Otros conductores golpean fuertemente las bocinas, pero el señor del taxi ha
preferido aprovechar la situación para contarme cómo ayudó a detener a unos
criminales cuando era joven, sonrío cual acto caritativo. Al igual que horas
atrás había hecho con aquel abrazo que ella me pidió. El cual me llevó de
vuelta a nuestra primera casa, donde cada noche mis miedos abrazaban a su
soledad. Le dije que podría seguir contando conmigo, que yo no desaparecería de
su vida. Su boca hizo un movimiento de risa fúnebre. Me preguntó por su nombre
y su edad. Luego quiso saber dónde nos habíamos conocido y qué sabía ella sobre
nuestro hogar. Respondí que yo no hablaba de esos temas con Rebeca y súbitamente
la habitación se volvió tan silenciosa como un trueno. Sus reclamos jugaron al
ping pong entre ambas paredes. A mi derecha, sobre una repisa, la colorida
tortuga de tagua que habíamos traído de algún viaje a la playa lucía
atemorizada. Agudicé la mirada y noté algo de complicidad por parte del animal,
o talvez solo se trataba de un exceso de pintura negra que le daba a su ojo
izquierdo cierta apariencia de guiño. Recuerdo que sonreí. - No, no me estoy
burlando de ti – le contesté. Por su gesto, supe que no me había creído.

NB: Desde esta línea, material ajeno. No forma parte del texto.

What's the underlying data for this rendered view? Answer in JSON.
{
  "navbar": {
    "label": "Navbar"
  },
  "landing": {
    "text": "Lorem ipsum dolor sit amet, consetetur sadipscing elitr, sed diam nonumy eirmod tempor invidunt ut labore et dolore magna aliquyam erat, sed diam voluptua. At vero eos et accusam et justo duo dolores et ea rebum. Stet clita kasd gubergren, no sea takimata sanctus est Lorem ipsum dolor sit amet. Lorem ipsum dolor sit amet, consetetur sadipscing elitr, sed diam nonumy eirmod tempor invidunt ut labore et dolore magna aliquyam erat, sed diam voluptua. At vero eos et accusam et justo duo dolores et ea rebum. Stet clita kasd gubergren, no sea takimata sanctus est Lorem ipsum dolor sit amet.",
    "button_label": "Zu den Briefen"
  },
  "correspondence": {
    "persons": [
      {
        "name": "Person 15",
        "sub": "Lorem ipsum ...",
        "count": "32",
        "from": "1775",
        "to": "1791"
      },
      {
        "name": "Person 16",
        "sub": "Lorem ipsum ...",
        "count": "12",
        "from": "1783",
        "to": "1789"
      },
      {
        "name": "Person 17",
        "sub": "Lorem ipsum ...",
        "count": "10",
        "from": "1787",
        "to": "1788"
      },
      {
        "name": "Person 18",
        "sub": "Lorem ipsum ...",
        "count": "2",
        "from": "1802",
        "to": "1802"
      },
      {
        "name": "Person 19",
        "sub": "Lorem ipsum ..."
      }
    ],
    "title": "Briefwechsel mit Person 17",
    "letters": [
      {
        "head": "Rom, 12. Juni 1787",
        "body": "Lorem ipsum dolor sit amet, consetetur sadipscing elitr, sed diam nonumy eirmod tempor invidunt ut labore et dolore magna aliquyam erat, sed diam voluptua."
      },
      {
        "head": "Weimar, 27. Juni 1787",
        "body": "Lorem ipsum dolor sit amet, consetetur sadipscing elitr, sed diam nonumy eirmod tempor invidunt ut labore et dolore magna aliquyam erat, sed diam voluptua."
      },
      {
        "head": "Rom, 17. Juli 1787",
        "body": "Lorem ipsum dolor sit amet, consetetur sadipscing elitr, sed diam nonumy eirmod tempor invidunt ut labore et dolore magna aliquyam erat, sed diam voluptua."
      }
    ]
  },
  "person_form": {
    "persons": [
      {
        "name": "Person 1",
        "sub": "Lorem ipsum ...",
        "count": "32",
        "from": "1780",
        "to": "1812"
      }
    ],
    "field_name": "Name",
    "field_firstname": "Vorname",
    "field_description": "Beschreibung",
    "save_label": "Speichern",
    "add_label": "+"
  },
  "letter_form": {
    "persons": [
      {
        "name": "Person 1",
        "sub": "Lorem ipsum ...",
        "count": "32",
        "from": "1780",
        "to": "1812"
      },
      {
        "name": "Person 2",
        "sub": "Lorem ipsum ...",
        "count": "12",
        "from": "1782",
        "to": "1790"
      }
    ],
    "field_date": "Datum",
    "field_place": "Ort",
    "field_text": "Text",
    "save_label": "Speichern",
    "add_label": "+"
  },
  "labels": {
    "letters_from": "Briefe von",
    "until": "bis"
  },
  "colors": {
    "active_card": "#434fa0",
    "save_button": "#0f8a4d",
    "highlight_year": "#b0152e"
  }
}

Respiró profundamente y con la misma ternura que solía limpiar mis lágrimas
agarró mi celular de la mesa. Ya no escarbó en los mensajes y fue directamente
a las fotos. Su índice se movía por toda la pantalla como un director de
orquesta, hasta que la encontró. La fotografía gritaba juventud, tenía el sabor
de los primeros besos y esa mirada perdidamente inquietante que tienen las
rubias a los dieciocho. Me preguntó
quién más sabía al respecto. Le dije que mi padre. No me sorprende, comentó. Sacaste
lo peor de él. Agarró su bolso y se marchó. El taxi no ha logrado estacionarse
a la entrada de la Facultad porque hay mucha gente amontonada. Me abro paso
entre profesores y compañeros de carrera pero mi prisa no alcanza y cuando llego
encuentro a Rebeca caída en el pasto, el fluido proveniente de su cabeza ha
obscurecido sus cabellos. Un vacío de inexistencia se ha alojado en su mirada. El
oficial se acerca, señala a la víctima y luego con el mismo dedo apunta al
interior de la patrulla. Me hace una sola pregunta que me deja desarticulado
como tortuga sin caparazón. Solo logro
balbucear…es mi novia y es mi madre.